Over a quarter of freshers walked out of the first ever sexual consent talk at the University of York today, as an activist spent the afternoon issuing flyers while posing as a University official. The flyer went to lengths to explain that the talks, led by YUSU Women’s Officers Mia Chaudhuri-Julyan and Lucy Robinson, were non-compulsory and that students had the right to leave after the first segment on fire safety.
The first talk at 1pm, which was attended by freshers from two of the University’s eight colleges, saw an estimated 25 per cent of the students present choose to leave. Third-year activist Ben Froughi, who from the second talk onwards distributed a flyer informing students that they had no obligation to stay for the segment on sexual consent, spent time encouraging freshers to boycott the consent briefing if they saw fit.
All freshers were informed by talk organisers at the beginning of the talks that, while the fire safety segment was compulsory and non-attendance was enforceable by a fine, the sexual consent segment was entirely optional.
Froughi was later told by York officials that he was not allowed to distribute material on campus which carried the University’s official logo. Instead of leaving, he elected to chop the top off of the flyers, removing the University’s logo, and continued to distribute his material to all freshers attending talks.

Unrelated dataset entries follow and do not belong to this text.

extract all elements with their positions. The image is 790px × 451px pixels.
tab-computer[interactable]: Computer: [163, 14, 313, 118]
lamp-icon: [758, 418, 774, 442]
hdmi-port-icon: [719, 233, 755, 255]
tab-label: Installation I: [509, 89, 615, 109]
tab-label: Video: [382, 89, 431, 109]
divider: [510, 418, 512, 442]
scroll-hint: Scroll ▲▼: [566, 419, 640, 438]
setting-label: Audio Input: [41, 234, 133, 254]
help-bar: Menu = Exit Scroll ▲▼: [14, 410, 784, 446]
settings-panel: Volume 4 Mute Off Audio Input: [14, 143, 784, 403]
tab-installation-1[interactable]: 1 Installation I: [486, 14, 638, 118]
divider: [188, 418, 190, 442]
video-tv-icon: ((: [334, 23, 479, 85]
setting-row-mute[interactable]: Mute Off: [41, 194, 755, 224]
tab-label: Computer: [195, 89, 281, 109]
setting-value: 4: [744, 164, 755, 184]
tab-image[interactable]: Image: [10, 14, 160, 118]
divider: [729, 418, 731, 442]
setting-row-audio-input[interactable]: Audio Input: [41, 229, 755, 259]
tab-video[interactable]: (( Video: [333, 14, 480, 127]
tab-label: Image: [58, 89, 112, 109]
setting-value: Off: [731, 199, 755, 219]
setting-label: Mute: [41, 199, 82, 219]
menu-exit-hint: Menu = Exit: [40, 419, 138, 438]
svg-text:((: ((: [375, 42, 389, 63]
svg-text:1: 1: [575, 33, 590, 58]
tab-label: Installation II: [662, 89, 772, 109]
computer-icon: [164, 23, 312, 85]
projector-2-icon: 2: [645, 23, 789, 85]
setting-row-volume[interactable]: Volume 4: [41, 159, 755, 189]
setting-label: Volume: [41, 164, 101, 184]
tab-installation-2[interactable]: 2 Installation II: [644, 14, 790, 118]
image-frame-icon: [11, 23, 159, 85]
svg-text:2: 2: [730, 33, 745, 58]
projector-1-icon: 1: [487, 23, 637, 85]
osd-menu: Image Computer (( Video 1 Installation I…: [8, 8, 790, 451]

In talks later in the day, when Froughi’s flyer had been adapted, only a handful of first years chose to leave ahead of the ten minute consent briefing, however Froughi claims not all were entirely happy to attend. “When handing out the flyers to the final group of the day, one fresher stood beside me and shouted towards the group waiting to enter, ‘We don’t consent to consent talks!’ which got a laugh,” he said.
Women’s Officers Chaudhuri-Julyan and Robinson claimed that they believed Froughi’s behaviour led to a compromising of students’ safety, as freshers were encouraged to skip the segment “designed to give them basic safety information to protect their wellbeing, physically and mentally”.
They told Nouse: “We appreciate Froughi’s right to an opinion on the matter, despite our disagreeing with that opinion. What we cannot agree with is impersonating a University of York staff member to attempt to prevent new students receiving basic safety information.
“The talks were gender neutral, short and solution based. They were accessible to all and actively invited questions and discussion.”
However Froughi claimed his motive was in the best interest of students. “Consent talks are patronising; if students really need lessons in how to say yes or no then they should not be at university.
“There is no ‘correct’ way to negotiate getting someone into bed with you. In suggesting that there is consent talks, perhaps most damaging of all, encourage women to interpret sexual experiences that have not been preceded by a lengthy, formal and sober contractual discussion as rape.
“Consent talks propagate the backward message that all women are potential victims and all men potential rapists.”
The Women’s Officers recently made national headlines when the introduction of consent talks at York was announced.
The pair added that they thought the talks were “an immense success” and they are looking forward to hearing about more consent education in future Freshers’ Weeks.
Froughi clarified that he was informed by University officials that he was not allowed to distribute the flyers as long as he claimed to represent the University. He told Nouse: “Following a few minutes of conversation, we established that I was well within my rights to hand out flyers with anything on them provided I wasn’t claiming to represent the University.”
Though he opted to remove the logo from the flyers, University officials later returned to challenge Froughi again.
“I was approached again when handing out flyers at a later talk by the same member of university staff who repeated that the information I was giving out was already available to students. I gave the same answer – ‘that’s good’ – and carried on handing them out,” he added.
Froughi continued: “The flyer was made to ensure students were aware that although there is a fine in place for non-attendance of the Fire Safety Talk, the University has confirmed no one is required to attend consent talks of any kind.”
The talks were introduced by YUSU Welfare Officer Dom Smithies, and followed up with a short announcement from local rape and sexual assault support service Survive.
When asked, Smithies commented: “I really welcome the Women’s Officers efforts to tackle what is a difficult issue. They did a brilliant job with the consent talks, challenging stigma and conveying important information in an inclusive, positive and informative environment.
“Sexual violence is, sadly, a reality, putting in place measures to ensure students are better informed to both prevent it and to highlight the support and services that are available is the right thing to do and the consent talks are a real step in the right direction.
“The main feedback I received today was overwhelmingly positive with many students wondering why the talks weren’t compulsory. I was glad they were well received and I think we need to be looking at making them a permanent fixture on the welcome programme.
“The Women’s Officers have opened up an important conversation and I would hope that as a campus community we can explore any issues around this in an open, respectful and transparent way – the safety and well-being of all York students is in everyone’s interest.”
28/9/16: This article has been amended. It originally stated that Froughi staged a walk out in protest before the segment on consent during the second talk of the day. Nouse would like to clarify that Froughi did not attend any of the day’s talks, and no walk out was staged.
The article also stated that Froughi distributed flyers before the first talk. It has been amended to state that Froughi was in fact only present and campaigning after the first talk, from 2pm.